How many consecutive integers can you make using only four digits?

Question

In the spirit of the classic four fours, I wonder what's the optimal set of four numbers?

Your goal is to make the most consecutive integers using four digits of your choice. Pick four: $0,1,2,3,4,5,6,7,8,9$ ( You can pick multiple instances of the same digit )

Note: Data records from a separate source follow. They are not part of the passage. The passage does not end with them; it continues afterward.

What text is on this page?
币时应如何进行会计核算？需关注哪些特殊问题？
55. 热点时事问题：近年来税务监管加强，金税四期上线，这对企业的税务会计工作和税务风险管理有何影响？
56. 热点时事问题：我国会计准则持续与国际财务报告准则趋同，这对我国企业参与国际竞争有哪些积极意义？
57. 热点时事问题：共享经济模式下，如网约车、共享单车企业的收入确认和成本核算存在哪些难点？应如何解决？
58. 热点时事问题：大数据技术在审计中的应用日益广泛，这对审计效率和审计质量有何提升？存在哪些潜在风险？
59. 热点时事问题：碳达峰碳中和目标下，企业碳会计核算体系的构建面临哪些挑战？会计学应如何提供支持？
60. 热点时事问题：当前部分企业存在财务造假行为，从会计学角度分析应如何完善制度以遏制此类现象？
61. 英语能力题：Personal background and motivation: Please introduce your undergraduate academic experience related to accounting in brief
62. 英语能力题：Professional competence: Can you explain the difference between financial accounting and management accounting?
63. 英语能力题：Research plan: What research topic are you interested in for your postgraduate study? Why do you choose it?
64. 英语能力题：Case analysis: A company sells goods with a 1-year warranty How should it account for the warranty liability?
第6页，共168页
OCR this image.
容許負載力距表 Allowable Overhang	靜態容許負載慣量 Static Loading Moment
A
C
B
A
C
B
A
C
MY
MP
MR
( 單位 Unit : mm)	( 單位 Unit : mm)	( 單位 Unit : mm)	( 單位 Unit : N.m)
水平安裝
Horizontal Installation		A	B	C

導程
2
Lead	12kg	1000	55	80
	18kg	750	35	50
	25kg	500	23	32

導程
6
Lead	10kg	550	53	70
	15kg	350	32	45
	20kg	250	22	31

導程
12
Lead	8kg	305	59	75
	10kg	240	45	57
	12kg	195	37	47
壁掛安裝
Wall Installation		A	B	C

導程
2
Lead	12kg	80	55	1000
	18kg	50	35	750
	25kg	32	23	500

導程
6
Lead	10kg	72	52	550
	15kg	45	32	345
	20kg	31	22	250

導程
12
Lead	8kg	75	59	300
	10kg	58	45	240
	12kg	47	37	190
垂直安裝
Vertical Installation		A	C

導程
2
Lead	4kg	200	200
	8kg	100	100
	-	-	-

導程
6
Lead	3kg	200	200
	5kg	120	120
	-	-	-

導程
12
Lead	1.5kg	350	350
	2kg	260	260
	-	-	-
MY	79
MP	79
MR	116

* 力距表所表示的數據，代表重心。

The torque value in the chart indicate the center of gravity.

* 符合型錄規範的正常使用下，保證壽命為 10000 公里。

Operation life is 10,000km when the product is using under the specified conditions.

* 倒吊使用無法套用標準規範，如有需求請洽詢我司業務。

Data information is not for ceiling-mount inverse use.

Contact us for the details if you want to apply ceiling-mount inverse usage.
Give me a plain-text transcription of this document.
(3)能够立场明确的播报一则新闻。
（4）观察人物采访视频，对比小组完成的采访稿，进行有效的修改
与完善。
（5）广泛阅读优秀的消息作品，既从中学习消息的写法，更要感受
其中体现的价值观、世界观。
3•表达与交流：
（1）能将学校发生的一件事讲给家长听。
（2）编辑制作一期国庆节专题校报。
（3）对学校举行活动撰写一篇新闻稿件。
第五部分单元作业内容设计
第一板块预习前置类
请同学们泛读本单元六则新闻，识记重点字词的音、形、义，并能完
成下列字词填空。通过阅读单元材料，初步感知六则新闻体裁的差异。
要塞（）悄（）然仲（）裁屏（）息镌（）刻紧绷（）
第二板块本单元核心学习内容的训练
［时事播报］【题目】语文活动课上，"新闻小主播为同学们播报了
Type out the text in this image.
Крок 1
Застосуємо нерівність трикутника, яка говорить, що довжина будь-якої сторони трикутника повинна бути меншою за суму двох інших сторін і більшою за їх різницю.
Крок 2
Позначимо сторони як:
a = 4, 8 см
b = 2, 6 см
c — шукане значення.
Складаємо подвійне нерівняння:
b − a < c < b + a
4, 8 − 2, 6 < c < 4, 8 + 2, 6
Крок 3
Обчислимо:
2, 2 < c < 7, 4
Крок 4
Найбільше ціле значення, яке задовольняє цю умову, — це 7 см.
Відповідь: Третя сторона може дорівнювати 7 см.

When constructing an integer:

• all of your four candidates must be used exactly once (order/placing of digits is irrelevant)
• You may use basic arithmetic operations $+,-,\times,\div$ and parentheses $()$
• You may use $a^b$ and $\sqrt[a]{b}$ but at the expense of 2 numbers as you can see
• You may not form new numbers, i.e. $ab$ is not allowed

If we were to use four $4$s, the best we could do would be up to $9$:

 0  =  4 ÷ 4 × 4 − 4
 1  =  4 ÷ 4 + 4 − 4
 2  =  4 −(4 + 4)÷ 4  
 3  = (4 × 4 − 4)÷ 4
 4  =  4 + 4 ×(4 − 4)
 5  = (4 × 4 + 4)÷ 4
 6  = (4 + 4)÷ 4 + 4
 7  =  4 + 4 − 4 ÷ 4
 8  =  4 ÷ 4 × 4 + 4
 9  =  4 ÷ 4 + 4 + 4
*10  =  4 ÷√4 + 4 ×√4 
*10  =  (44 − 4) ÷ 4

Number 10 can't be done and is an example of failing, since it would require either:

• expenseless roots; $\sqrt{4}$ isn't allowed. ( $\sqrt[2]{4}$ is, which requires you to use $4$ and $2$ )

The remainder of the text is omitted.